San Francisco Supervisor Catherine Stefani introduced legislation Tuesday that would close a loophole in the city’s contracting process that former Public Works Director Mohammed Nuru may have exploited for the benefit of himself and his associates.


Stefani’s legislation, which she’s dubbed the “No GRAFT Act” — short for government rackets, abuses or fraudulent transactions — would create a blanket set of rules for how departments award contracts to prequalified pools of companies bidding for city work.

Departments commonly use prequalifed pools of contractors to expedite the cumbersome process of soliciting bids for public work and hiring companies to perform it. The pools are supposed to be created using a competitive bidding process, but there is no universal city policy for how departments dole out work to vendors once the pools are established.

That, according to an audit of Public Works’ contracting processes last month, gave Nuru an extraordinary amount of authority to deal out contracts at his own discretion, including through prequalified pools. That authority, combined with scant oversight, created an environment that was ripe for abuse. Stefani’s legislation is rooted in the audit’s findings and recommendations.

“My proposal will provide much needed transparency in the procurement process,” Stefani said in a statement. Supervisor Matt Haney said last month that he planned to introduce his own “anti-corruption legislative package” based on the controller’s findings, but it hasn’t yet materialized.

From June 2017 through March 2020, Public Works issued 159 contracts valued at over $216 million using prequalified pools of contractors.

In some cases, the audit found that Nuru would repeatedly select the same contractor from a prequalified pool. While that practice is not explicitly prohibited, “it presents opportunities for ethical breaches and unethical favors, such as accepting gifts in exchange for bid steering,” according to the Controller’s Office, which performed the audit. Without additional controls, the department’s processes “allow a city official to simply select his or her favorite” vendor.

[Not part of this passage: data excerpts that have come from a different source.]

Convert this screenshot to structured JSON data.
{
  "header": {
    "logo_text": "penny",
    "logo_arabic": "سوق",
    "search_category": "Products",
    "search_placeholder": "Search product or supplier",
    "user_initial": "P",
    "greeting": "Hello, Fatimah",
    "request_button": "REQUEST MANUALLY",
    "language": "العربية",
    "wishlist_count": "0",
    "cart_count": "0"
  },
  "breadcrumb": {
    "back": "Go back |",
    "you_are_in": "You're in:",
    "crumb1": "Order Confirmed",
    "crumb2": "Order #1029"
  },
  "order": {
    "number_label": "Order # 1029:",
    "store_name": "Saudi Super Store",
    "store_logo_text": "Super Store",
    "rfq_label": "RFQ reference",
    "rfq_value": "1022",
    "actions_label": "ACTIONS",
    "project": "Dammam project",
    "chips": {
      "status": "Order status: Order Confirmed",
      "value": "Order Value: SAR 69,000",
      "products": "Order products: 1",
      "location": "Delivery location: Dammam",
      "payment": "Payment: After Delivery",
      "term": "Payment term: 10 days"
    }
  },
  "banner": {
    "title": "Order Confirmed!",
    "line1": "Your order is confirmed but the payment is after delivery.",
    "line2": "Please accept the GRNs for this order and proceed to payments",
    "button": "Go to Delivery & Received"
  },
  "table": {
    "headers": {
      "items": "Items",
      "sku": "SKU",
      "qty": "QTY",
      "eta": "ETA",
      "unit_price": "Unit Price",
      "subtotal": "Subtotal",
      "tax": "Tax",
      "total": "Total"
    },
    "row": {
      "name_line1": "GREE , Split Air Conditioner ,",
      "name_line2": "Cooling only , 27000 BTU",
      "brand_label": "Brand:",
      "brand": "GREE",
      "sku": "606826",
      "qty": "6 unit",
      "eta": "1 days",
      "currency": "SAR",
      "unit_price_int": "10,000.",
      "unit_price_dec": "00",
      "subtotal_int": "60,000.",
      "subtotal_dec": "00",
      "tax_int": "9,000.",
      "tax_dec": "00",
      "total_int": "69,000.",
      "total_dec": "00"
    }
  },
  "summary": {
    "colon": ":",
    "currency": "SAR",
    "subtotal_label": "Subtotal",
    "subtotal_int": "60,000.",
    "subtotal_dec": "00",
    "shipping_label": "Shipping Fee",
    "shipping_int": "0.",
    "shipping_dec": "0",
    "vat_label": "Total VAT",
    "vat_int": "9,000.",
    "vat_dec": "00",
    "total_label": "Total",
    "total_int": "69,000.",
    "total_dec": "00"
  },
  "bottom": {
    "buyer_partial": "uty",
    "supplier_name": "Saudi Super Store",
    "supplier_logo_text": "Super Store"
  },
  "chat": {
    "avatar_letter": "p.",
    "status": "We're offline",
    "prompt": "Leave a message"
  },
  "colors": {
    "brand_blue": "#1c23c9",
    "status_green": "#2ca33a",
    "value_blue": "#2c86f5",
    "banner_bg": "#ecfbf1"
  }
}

Ongoing investigations by the FBI and the City Attorney’s Office have uncovered evidence suggesting Nuru may have accepted gifts from some companies in exchange for favorable treatment and inside information on city contracts. Nuru was arrested on fraud charges in connection with an alleged scheme to help bribe an airport commissioner for a vote on a concession at SFO. The investigations, however, have begun to reveal a wider set of alleged schemes, many of which involved manipulating the contracting process.

“Ongoing local and federal investigations have made clear that we need more accountability from city departments,” Stefani said. “The No GRAFT Act is a critical step forward to safeguard taxpayer dollars.”

Stefani’s legislation would amend the city’s administrative code to create a new set of rules and standards for how departments can award contracts to vendors in prequalified pools.

Unlike the city’s current system, bids for city work submitted to the pools would have to be submitted publicly. The bids would have to be evaluated using objective criteria, and all documentation related to the bid must be sent to the city’s Office of Contract Administration and the controller for additional oversight.

“San Franciscans should not have to wonder whether their taxes are being used for corrupt purposes,” Stefani said. “As elected officials, our primary responsibility is to be careful stewards of public resources and public trust. The No GRAFT Act will move us closer to restoring that trust.”